Elle se font traiter et « rajeunir » dans une clinique (ou un coin-clinique du Walhalla) de chirurgie esthétique, toutes occupées à leur beauté, et pépient dans un salon de la clinique, visage bandé après un lifting ou autre chirurgie réparatrice, elle s’attaquent même, brûlantes de désir, à un pauvre majordome qu’elles déshabillent et qui n’en peut mais. Une manière d’en faire sentir la totale inutilité de ce groupe, mais de montrer en même temps le « saut qualitatif » effectué par Brünnhilde, désormais passée à un autre destin. Il y a décidément tout dans ce Walhalla…
L’entrée de Brünnhilde accompagnée de Sieglinde est cette fois encore une variation sur le thème habituel puisque l’enfant est né. Sieglinde porte la redingote de Siegmund, et Brünnhilde est suivie de Grane qui porte l’enfant dont visiblement Sieglinde ne veut pas. Toujours ce secret enfoui…

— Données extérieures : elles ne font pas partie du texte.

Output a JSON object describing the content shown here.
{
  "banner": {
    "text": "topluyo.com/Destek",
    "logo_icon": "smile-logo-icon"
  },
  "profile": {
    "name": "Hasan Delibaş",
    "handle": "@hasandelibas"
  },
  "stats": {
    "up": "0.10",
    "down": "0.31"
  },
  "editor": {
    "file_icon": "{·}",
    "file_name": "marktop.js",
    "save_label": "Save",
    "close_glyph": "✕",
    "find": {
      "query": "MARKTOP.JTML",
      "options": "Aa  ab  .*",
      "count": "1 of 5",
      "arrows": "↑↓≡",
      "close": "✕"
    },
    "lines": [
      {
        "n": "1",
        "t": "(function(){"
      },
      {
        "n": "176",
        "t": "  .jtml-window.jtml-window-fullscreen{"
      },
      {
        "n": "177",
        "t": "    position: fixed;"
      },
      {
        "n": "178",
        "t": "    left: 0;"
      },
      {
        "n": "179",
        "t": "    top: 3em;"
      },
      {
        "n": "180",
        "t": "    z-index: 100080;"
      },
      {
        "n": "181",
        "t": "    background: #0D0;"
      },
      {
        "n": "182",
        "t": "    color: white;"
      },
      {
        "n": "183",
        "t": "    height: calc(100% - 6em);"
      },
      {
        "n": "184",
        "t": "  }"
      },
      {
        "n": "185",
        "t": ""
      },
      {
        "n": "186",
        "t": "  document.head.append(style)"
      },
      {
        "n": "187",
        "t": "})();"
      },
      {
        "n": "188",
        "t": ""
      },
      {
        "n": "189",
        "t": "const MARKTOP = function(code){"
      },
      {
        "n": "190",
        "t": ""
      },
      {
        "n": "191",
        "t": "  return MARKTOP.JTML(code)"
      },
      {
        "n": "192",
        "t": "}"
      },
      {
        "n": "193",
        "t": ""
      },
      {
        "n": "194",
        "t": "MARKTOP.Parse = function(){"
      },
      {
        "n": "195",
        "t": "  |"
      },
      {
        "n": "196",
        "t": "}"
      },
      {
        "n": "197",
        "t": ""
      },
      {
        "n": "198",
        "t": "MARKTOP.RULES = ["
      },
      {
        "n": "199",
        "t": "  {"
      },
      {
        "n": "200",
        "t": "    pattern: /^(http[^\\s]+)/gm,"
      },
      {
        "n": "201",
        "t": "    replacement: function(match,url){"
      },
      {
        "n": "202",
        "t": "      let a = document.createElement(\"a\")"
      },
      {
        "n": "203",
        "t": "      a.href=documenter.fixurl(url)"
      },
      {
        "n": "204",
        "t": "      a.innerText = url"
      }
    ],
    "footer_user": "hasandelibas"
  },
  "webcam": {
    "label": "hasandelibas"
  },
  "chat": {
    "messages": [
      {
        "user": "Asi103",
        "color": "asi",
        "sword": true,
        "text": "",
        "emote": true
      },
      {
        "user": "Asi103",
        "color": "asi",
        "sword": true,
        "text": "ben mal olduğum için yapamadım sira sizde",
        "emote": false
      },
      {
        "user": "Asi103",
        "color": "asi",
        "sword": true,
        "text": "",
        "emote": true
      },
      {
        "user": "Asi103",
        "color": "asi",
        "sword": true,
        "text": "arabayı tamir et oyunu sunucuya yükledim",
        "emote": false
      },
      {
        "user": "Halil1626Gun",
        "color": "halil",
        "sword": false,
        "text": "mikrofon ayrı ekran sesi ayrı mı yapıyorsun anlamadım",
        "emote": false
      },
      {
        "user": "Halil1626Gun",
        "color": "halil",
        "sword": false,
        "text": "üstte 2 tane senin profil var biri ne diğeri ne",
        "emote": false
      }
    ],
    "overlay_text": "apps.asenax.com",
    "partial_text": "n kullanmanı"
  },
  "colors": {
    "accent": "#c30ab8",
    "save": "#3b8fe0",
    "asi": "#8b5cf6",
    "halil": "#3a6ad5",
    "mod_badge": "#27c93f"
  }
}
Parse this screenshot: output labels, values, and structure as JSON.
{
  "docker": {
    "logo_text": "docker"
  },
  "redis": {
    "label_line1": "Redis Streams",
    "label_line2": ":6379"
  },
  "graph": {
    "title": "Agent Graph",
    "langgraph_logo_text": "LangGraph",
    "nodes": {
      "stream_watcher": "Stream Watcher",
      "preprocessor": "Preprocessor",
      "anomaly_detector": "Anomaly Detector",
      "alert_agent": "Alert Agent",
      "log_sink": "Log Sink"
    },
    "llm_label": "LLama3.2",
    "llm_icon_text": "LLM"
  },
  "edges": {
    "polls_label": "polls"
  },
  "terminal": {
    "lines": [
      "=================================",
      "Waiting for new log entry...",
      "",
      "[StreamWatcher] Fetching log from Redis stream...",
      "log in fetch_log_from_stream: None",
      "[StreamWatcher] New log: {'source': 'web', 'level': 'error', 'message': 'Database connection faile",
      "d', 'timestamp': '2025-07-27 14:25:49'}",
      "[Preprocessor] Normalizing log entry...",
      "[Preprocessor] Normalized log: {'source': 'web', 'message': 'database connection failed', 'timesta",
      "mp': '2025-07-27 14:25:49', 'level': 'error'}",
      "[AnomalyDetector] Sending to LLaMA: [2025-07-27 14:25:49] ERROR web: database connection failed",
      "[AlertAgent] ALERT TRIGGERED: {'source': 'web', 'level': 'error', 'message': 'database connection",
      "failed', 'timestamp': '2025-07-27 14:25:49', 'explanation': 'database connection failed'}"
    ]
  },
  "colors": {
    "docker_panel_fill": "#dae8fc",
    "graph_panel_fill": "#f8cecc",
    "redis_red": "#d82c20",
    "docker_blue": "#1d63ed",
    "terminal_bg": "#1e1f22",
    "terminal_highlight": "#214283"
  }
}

Dans cette vision Siegfried n’est pas un enfant de l’amour, il est un enfant du viol, un enfant non désiré, d’une certaine manière affectivement abandonné à la naissance. Il est l’enfant issu d’une nécessité de Wotan, contraint de trouver un substitut à l’Or-enfant enlevé dans Rheingold, Siegfried est en quelque sorte une utilité. Il pouvait être élevé par Siegmund et Sieglinde dans les valeurs (?) qui étaient celles de la famille comme je l’avais évoqué l’an dernier, c’était le projet, mais Fricka en a décidé autrement et désormais le destin du bébé est complètement ouvert, et pas forcément heureux, vu l’attitude de la mère. Mais dans ce récit nouveau un peu gauchi, Brünnhilde impose l’enfant à la mère, et impose aussi son nom « Siegfried ».
Suit le duo final.
Valentin Schwarz ne sait pas bien régler les duos, et celui-ci est long et ennuyeux : il ne se passe rien sinon que Wotan comme prévu doit chasser Brünnhilde de la famille, au loin, qu’il lui retire un médaillon (?) qu’il lui avait donné au II, encore un signe et qu’il est désespéré (il se roule au sol, trituré de douleur et de peine, c’est mal rendu, artificiel, excessif : on pense à aux adieux de Wotan chez Tcherniakov, l’un des moments les plus déchirants, et on se dit que Valentin Schwarz a encore de la marge pour savoir rendre une douleur, à moins que cet excès même soit une expression volontaire, et alors cela tombe à plat. C’est un moment où il ne se passe rien entre les deux personnages, un encéphalogramme plat qui se veut inventif. Mais on a dû couper l’électricité.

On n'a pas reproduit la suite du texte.